とくに若い人でお金を持っているのであれば、不動産や株式を買うよりも自分に投資するのが結局一番リターンが大きいのです。もちろんポートフォリオを考えたほうがいいので、1000万円の元手があるとしたら1000万円全額を自分への投資に使えということではありませんが。

――一部のお金を株式投資などにまわしてみるのはいいけれど、知識やスキルを身に付けるためにお金を使ったほうがリターンが大きいんですね。

積極的に逆バリする

――では、どんな知識やスキルを身につけるのが良いのでしょうか。

山口:株価がなぜ上がるかというと、単純化すれば需要と供給の関係です。多くの人はその企業の「業績がいいから」「ブランド力があるから」といったことを言いますが、そうではないんです。

これは労働市場においても同じです。今だったら、人工知能の学位を取っている人は収入が高いらしいぞと思うかもしれませんが、それは人工知能の研究がまったく人気がなかった時代に勉強していたからであって、今から勉強しても供給過剰になって価値が減っていくでしょう。

ですから「流行りの資格や学位」を取るために時間をかけることは、実は最もやってはいけない時間資本の使い方です。むしろ積極的に「逆バリ」することが求められると言えます。

投資を学ぶことが流行っていて、投資をしたい人が増えていくとするなら、逆に投資される側になって何かをするほうが面白いかもしれません。

自分の子どもに「仕事は罰ゲームだ」と伝えていないか?

――子どもへの金融教育についてはどう思われますか? いまの親の世代は、頑張って働いても報われない感があるため、子どもにはお金で苦労しないようにと早いうちから教えたいのかなと思いますが……。

山口:これからはお金よりも働き手が減っていく時代です。働く楽しさを伝えたほうがいいと思いますよ。僕は雑誌などで子どもへの金融教育相談を受けることがあるんですが、その中で感じるのは、仕事を罰ゲームかのように感じている人が多いということです。親が仕事から帰って不機嫌にしていたら、子どもは「働くって辛いんだな」と思うでしょう。
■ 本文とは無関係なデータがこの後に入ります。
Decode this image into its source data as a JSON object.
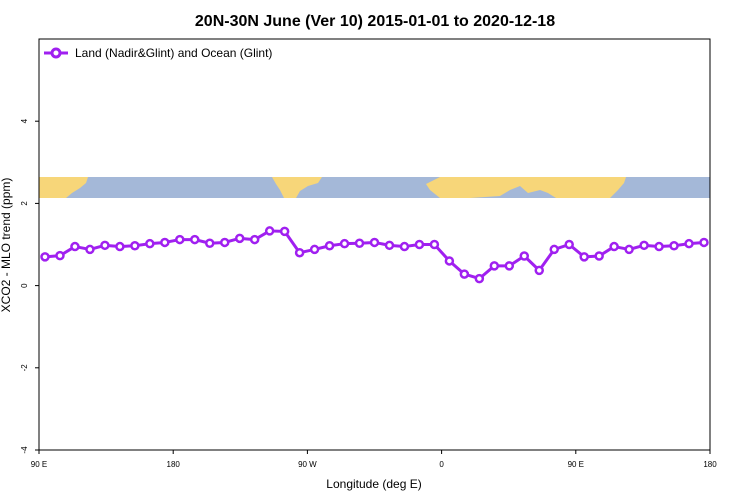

僕が自分の子どもにいつも言っているのは、「社会は楽しい」「働くって面白い」。だからとにかく早く社会に出ろということです。実際、子どもが家で見る僕は酒を飲んで歌っている人ですから、「楽しそうだな、こんなんでもやっていけるんだな」と思っているでしょうね。
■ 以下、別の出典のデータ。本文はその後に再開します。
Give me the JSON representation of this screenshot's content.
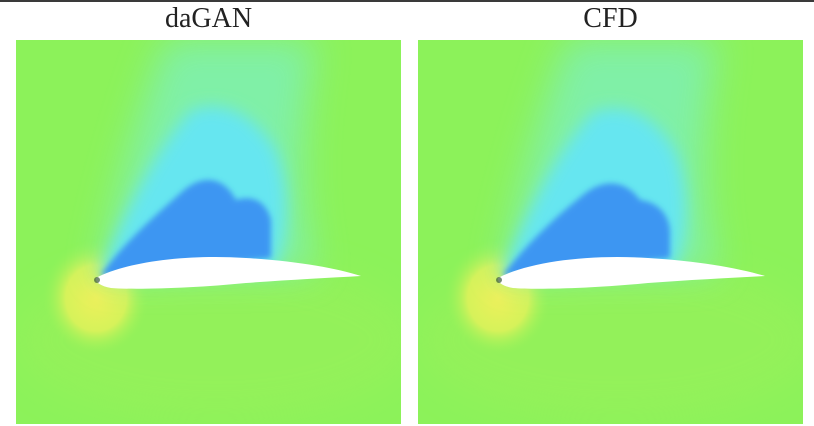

子どもにはいろいろ教えたくなるかもしれませんが、相手が聞く耳を持っていなければ逆効果です。投資について子どもが知りたい、必要だと思ってから教えたり、一緒に学んだりすればじゅうぶんです。

ただ、「働くって楽しい」という世界観は、教えようと思ってすぐに教えられるわけではありません。楽しそうに働いている姿を見せるのが一番ではないでしょうか。